Porter l’ombre, viser la lumière
Victoria Sanguinetti fait partie de celles qui construisent sans bruit, mais avec une détermination rare. À 22 ans, étudiante à KEDGE Marseille, elle imagine Van Palma dans le cadre d’un simple projet d’école. Une création fictive, censée rester sur le papier. Elle lance un compte Instagram, shoote quelques prototypes… et se fait rapidement repérer par des boutiques marseillaises prêtes à revendre sa marque. Elle n’a alors ni argent ni investisseur, mais une idée très claire : faire peu, mais faire juste.

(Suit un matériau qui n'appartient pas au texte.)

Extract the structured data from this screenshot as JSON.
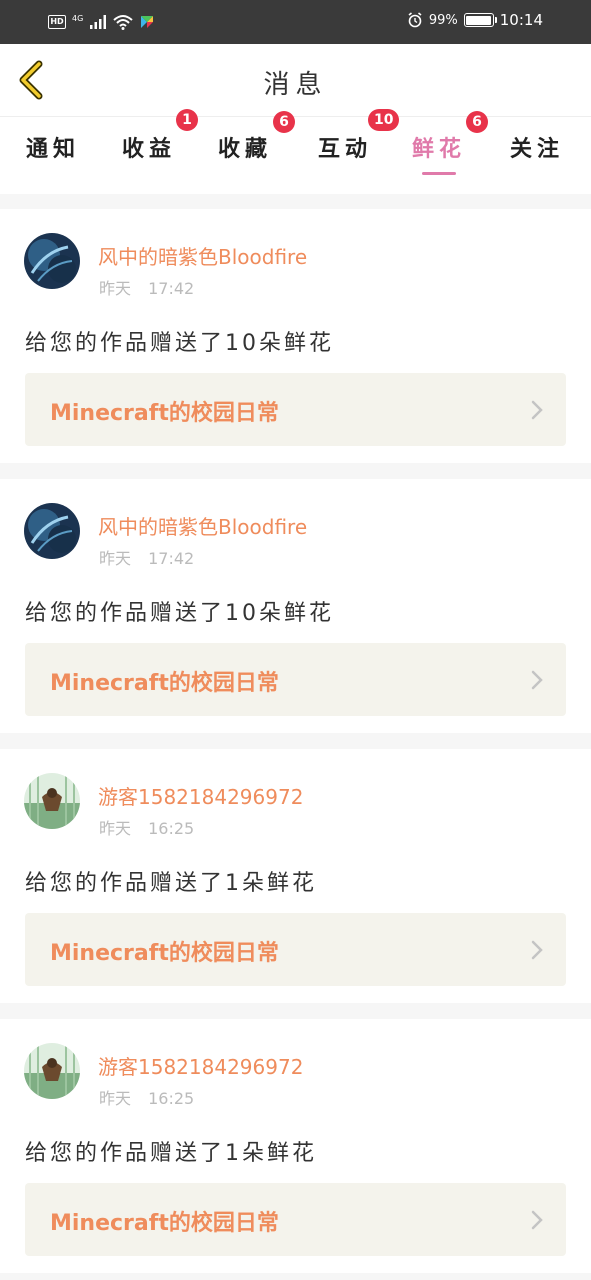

Pour elle, le premium n’est pas une option : feutrine de laine mérinos, savoir-faire français non négociable, artisans choisis avec soin depuis le premier jour et bijoux en plaqué or. Même exigence pour l’été : impossible d’appeler un chapeau «panama» sans qu’il soit tressé en Équateur. Elle travaille alors avec une association de femmes sur place. Dès le départ, sa signature réside dans la personnalisation. « Broder un chapeau, il y a 10 ans, cela n’existait pas ». Les premières pièces sont réalisées à la main, par elle, sur les machines de Belibrod, l’atelier textile fondé par ses parents. C’est là que va naître le perroquet iconique de Van Palma.
La croisée des chemins
Dix ans plus tard, Victoria a bâti une marque distribuée dans plus de 350 boutiques, de Paris à Los Angeles en faisant grande halte à New York. Mais son accomplissement ne s’arrête pas là. Mi-2024, elle rachète Belissa et Belibrod, les sociétés fondées par ses parents dont elle partageait déjà les locaux. Un choix fort, assumé. Pas un héritage, une reprise. Née en 1987, Belissa propose depuis près de 40 ans aux professionnels de santé, des collections pensées pour créer l’unité du personnel avec pep’s. Belibrod, de son côté, accompagne des acteurs emblématiques du territoire, de Sessùn au Cercle des Nageurs, jusqu’à L’Occitane en Provence, dans leurs différents projets de personnalisation et marquage haut-de-gamme. Pour Victoria, reprendre ces deux sociétés, c’était une évidence, la préservation d’un savoir-faire, le maintien du lien au sein d’une équipe fidèle, dont certains éléments ont vu ses premiers pas d’enfant, devenir démarche assurée d’entrepreneuse. En 2026, l’ambitieuse marseillaise entend pérenniser la synergie qui relie les trois maisons qu’elle dirige désormais seule, sous le regard bienveillant de ses parents. À 33 ans, Victoria ne coche pas des cases. Elle trace un chemin.
Et sans forcément le savoir, elle devient l’icône d’une génération qui entreprend avec sens.